Stages formation-insertion : le gouvernement élargit le dispositif aux non-diplômés

Le gouvernement veut rendre ses politiques d’emploi plus inclusives. Réuni jeudi à Rabat, le Conseil de gouvernement a adopté un projet de loi visant à étendre les contrats de stage formation-insertion aux demandeurs d’emploi non diplômés, une évolution majeure dans un dispositif jusque-là centré principalement sur les titulaires de diplômes.
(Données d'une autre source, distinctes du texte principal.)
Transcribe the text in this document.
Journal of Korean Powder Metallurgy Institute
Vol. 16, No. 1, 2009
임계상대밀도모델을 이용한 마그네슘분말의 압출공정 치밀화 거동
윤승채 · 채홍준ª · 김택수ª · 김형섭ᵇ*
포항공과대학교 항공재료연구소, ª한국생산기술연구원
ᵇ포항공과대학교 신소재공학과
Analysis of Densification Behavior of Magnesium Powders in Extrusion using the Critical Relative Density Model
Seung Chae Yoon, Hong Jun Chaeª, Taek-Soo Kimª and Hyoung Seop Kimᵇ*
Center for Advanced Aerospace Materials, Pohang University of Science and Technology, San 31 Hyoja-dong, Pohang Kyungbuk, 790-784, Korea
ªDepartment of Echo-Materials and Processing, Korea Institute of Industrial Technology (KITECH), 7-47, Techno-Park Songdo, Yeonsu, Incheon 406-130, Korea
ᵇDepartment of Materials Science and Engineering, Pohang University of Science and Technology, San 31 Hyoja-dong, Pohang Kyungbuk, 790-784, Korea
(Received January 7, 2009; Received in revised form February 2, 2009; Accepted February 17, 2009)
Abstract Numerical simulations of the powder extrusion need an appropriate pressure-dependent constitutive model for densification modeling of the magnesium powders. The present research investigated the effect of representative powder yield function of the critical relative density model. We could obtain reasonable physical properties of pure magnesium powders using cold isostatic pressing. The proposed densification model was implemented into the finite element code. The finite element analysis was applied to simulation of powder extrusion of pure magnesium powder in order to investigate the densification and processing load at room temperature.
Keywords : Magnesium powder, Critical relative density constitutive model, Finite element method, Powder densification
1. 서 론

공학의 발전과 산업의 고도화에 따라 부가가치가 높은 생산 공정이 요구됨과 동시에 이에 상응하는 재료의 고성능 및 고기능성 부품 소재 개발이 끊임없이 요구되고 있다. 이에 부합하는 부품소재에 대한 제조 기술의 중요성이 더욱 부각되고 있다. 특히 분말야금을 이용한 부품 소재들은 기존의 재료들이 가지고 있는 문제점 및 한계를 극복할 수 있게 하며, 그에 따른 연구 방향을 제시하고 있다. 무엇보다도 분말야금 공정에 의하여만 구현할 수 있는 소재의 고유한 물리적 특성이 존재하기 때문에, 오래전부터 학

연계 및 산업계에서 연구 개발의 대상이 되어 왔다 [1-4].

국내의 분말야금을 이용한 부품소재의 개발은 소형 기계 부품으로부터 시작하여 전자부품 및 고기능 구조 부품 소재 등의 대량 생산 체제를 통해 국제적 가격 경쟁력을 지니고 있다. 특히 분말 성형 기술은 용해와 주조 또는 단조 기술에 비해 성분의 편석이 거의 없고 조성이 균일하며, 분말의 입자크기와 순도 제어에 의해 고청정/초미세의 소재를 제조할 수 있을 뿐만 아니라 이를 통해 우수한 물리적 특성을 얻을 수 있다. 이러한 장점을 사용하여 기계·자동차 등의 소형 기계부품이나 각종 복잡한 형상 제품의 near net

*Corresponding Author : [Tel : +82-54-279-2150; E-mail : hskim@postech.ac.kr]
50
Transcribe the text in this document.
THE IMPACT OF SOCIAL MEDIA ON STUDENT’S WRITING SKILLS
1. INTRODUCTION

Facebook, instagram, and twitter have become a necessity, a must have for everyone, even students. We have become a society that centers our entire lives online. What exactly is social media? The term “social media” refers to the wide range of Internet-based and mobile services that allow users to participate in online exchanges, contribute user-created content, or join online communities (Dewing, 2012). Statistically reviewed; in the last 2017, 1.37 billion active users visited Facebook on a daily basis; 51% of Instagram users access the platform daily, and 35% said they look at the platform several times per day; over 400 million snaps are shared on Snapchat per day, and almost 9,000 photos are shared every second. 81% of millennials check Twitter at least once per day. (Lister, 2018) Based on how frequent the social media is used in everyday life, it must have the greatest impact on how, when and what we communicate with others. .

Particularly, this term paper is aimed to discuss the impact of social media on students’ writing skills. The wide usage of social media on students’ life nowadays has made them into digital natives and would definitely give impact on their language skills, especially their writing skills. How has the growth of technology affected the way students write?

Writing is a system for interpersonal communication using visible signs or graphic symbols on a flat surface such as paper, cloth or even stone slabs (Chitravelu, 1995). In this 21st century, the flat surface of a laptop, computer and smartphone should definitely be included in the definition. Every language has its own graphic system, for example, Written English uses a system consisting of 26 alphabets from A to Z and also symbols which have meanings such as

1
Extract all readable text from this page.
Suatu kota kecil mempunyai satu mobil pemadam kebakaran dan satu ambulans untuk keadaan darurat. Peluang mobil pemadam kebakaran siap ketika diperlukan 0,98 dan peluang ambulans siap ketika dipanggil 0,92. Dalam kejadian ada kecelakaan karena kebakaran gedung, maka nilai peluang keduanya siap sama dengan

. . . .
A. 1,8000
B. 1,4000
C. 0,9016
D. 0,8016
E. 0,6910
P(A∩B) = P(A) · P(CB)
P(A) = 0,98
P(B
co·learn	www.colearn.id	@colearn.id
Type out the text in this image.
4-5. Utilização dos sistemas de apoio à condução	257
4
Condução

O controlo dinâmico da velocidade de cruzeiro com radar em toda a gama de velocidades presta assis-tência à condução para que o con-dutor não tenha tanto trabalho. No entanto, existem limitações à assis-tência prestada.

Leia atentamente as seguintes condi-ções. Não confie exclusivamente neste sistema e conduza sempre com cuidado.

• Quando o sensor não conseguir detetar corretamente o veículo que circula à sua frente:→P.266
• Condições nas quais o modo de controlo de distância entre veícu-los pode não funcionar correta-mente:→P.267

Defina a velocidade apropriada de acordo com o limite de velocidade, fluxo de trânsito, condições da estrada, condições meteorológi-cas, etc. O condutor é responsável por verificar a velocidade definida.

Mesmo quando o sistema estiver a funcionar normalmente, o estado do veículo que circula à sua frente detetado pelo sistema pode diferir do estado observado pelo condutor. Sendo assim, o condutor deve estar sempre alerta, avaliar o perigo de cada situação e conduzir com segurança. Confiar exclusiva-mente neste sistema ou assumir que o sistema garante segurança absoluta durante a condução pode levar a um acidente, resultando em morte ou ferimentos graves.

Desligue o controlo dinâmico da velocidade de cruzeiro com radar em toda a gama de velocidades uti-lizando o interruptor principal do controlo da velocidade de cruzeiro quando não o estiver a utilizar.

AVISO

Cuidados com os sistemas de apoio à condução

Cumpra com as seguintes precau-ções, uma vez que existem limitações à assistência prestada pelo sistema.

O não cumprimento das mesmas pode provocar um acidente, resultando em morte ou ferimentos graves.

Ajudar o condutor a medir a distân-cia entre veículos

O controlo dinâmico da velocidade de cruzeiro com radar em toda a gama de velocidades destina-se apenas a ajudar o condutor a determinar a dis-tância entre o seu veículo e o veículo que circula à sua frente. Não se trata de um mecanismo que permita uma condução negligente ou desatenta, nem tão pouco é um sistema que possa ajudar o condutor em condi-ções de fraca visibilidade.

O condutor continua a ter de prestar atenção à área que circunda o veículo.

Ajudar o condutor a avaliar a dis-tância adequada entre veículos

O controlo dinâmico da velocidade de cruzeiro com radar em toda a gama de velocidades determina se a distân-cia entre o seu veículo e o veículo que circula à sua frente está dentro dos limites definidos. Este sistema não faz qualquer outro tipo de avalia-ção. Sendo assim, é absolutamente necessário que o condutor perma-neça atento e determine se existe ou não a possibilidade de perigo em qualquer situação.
Le texte adopté, le projet de loi 51.25, modifie et complète le Dahir portant loi n°1-93-16 du 29 ramadan 1413 (23 mars 1993), qui encadre les mesures d’encouragement accordées aux entreprises organisant des stages au profit de certaines catégories de diplômés, dans une logique de formation et d’insertion professionnelle.
Une mesure prévue par la loi de finances 2025
Présenté par le ministre de l’Inclusion économique, de la Petite Entreprise, de l’Emploi et des Compétences, Younes Sekkouri, ce projet s’inscrit dans la mise en œuvre des nouveautés introduites par la loi de finances 2025. Celle-ci a élargi le champ des bénéficiaires afin d’y intégrer également les non-diplômés.
Lors du point de presse tenu après le Conseil, le ministre délégué chargé des Relations avec le Parlement et porte-parole du gouvernement, Mustapha Baitas, a précisé que cette réforme vise à adapter le cadre juridique à cette nouvelle orientation.
Objectif : des politiques actives de l’emploi plus équitables
Selon le porte-parole du gouvernement, le projet de loi s’inscrit également dans le cadre de la feuille de route adoptée en février 2025 pour la mise en œuvre de la politique de l’emploi. Cette feuille de route ambitionne de renforcer l’efficacité des politiques actives, tout en les rendant plus inclusives et plus équitablement accessibles.
Concrètement, l’objectif est d’élargir la base des bénéficiaires des programmes d’insertion à des catégories de demandeurs d’emploi jusque-là moins couvertes, notamment celles ne disposant pas de diplôme. Une évolution qui consacre, selon le gouvernement, le principe d’égalité des chances entre les différents profils de chercheurs d’emploi, au-delà du seul parcours académique.